そう、自分に言い聞かせてゴシゴシと涙をぬぐって、二階に駆け上がる。


そして、まだ眠っているであろうお母さんの部屋に飛び込んだ。


「お母さっ、起きてたの?!」

「灯里、おはよう。ついさっき起きたのよ。」


嘘だ。直感がそう言った。

寝起きのはずのお母さんの髪は綺麗に整っていて、化粧だって薄いけど塗ってある。
お肌に気を使うはずのお母さんが化粧をしたまま寝るなんてありえないから、きっとかなり早くに起きて化粧をしたんだと思う。

服はパジャマだけど、袖と胸元が少しだけ濡れてる。
顔、その格好で洗ったんでしょ。


けど、そこはあえて突っ込まずに

「ナナと麻奈ちゃんと健一くんに渡したいものがあるの。買い物、付き合ってくれない???」

「ふふっ、ええ、付き合うわ。」

クローゼットに走った。


丸襟の薄い青のブラウスを引っ張り出して、紺の二段のフリフリ付きのスカートをはく。
そして、サスペンダーも引っ張り出して、黒地に白の横線が2本入ったニーハイをはいた。
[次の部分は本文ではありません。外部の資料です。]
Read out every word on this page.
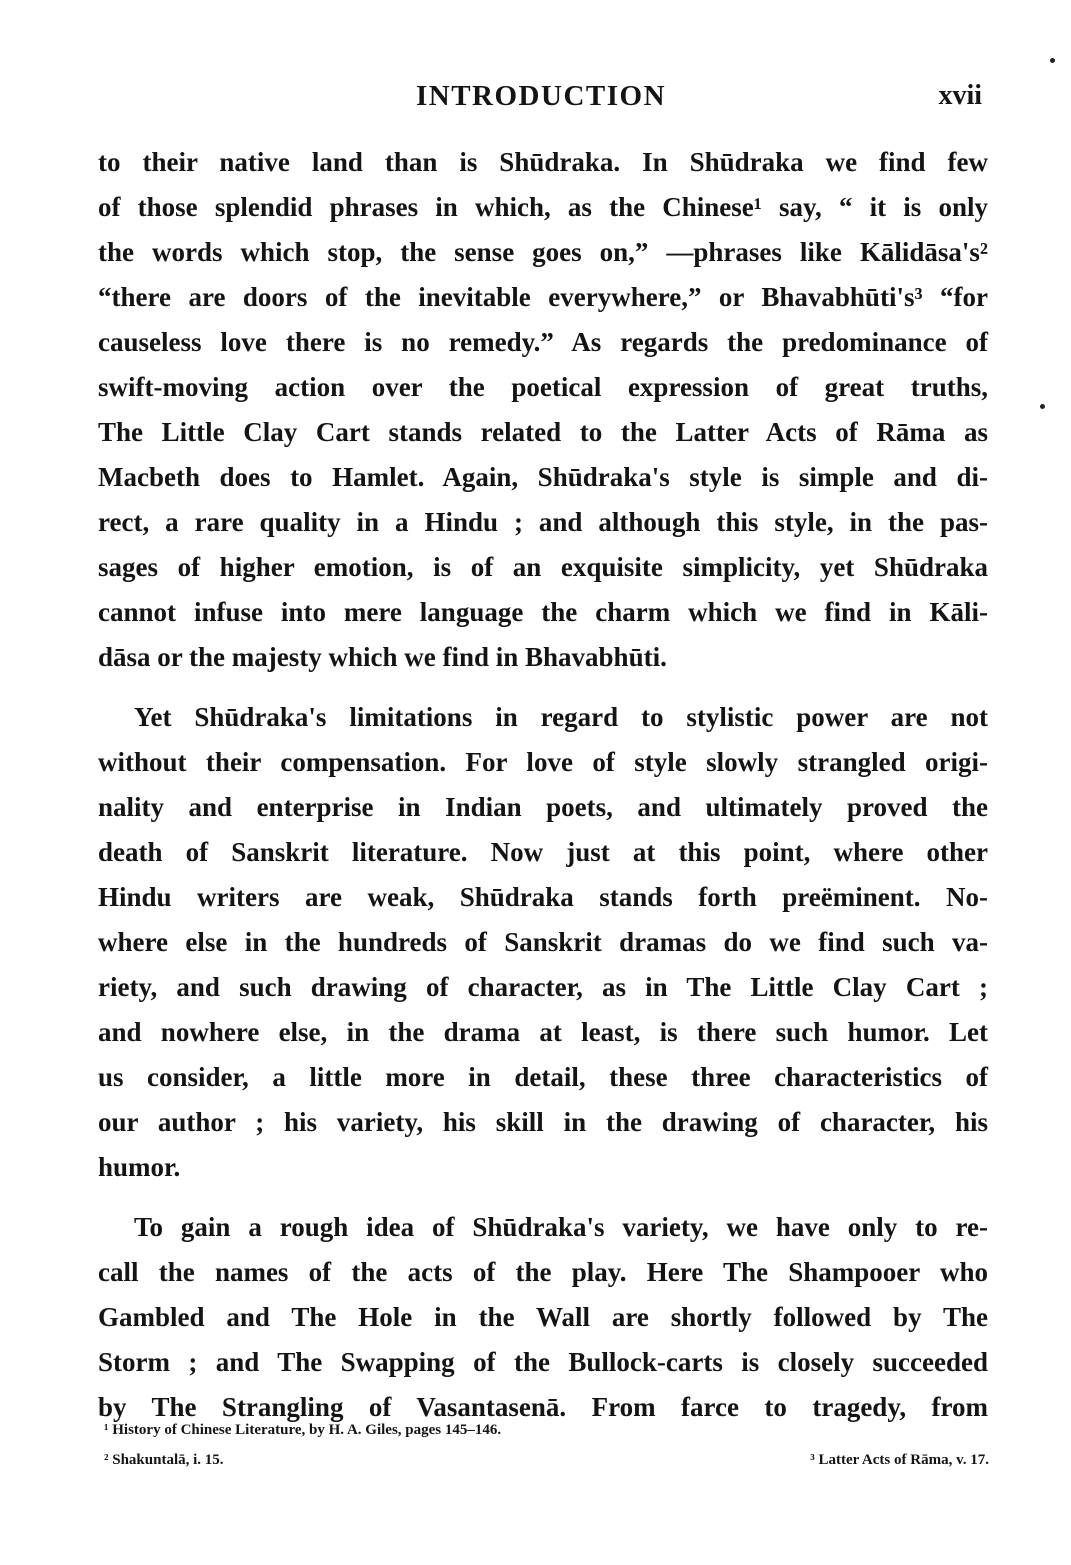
INTRODUCTION	xvii
to their native land than is Shūdraka. In Shūdraka we find few
of those splendid phrases in which, as the Chinese¹ say, “ it is only
the words which stop, the sense goes on,” —phrases like Kālidāsa's²
“there are doors of the inevitable everywhere,” or Bhavabhūti's³ “for
causeless love there is no remedy.” As regards the predominance of
swift-moving action over the poetical expression of great truths,
The Little Clay Cart stands related to the Latter Acts of Rāma as
Macbeth does to Hamlet. Again, Shūdraka's style is simple and di-
rect, a rare quality in a Hindu ; and although this style, in the pas-
sages of higher emotion, is of an exquisite simplicity, yet Shūdraka
cannot infuse into mere language the charm which we find in Kāli-
dāsa or the majesty which we find in Bhavabhūti.
Yet Shūdraka's limitations in regard to stylistic power are not
without their compensation. For love of style slowly strangled origi-
nality and enterprise in Indian poets, and ultimately proved the
death of Sanskrit literature. Now just at this point, where other
Hindu writers are weak, Shūdraka stands forth preëminent. No-
where else in the hundreds of Sanskrit dramas do we find such va-
riety, and such drawing of character, as in The Little Clay Cart ;
and nowhere else, in the drama at least, is there such humor. Let
us consider, a little more in detail, these three characteristics of
our author ; his variety, his skill in the drawing of character, his
humor.
To gain a rough idea of Shūdraka's variety, we have only to re-
call the names of the acts of the play. Here The Shampooer who
Gambled and The Hole in the Wall are shortly followed by The
Storm ; and The Swapping of the Bullock-carts is closely succeeded
by The Strangling of Vasantasenā. From farce to tragedy, from
¹ History of Chinese Literature, by H. A. Giles, pages 145–146.
² Shakuntalā, i. 15.	³ Latter Acts of Rāma, v. 17.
それから、クローゼットの扉の内側についている鏡の前で髪の毛をとかして、緩くツインに分ける。
お気に入りのクマちゃんの髪ゴムを二つにつけて、茶色いポシェットの中身をつめてから肩にかけた。
最後に全身を鏡で確認して…よし、変なところはないね。


チラリと時計を見てビックリ。うわ、新記録!!!5分かかってないじゃん。
我ながらタイムに軽く拍手して

「お母さんっ、できた!!!!!」

自分の部屋を飛び出した。


お母さんとの久々の買い物は、ちょっとだけおしゃれして出かける。


うっわ、さっきから可愛いものばっかり!!!

街を歩くだけで、色々な可愛いものがズラーーーーっと並んていて、さっきから目があっちへ行ったりこっちへ行ったり。

あ、あれかわい……って、違う違う。
今日はナナの分を買うんだから、自分のを買うのはまた今度。


「ねえ、お母さん。」

「ん??」

「あの店、入って良い??」

「いいわよ〜。」

お母さんの腕を引っ張って、店に次々と入っていく。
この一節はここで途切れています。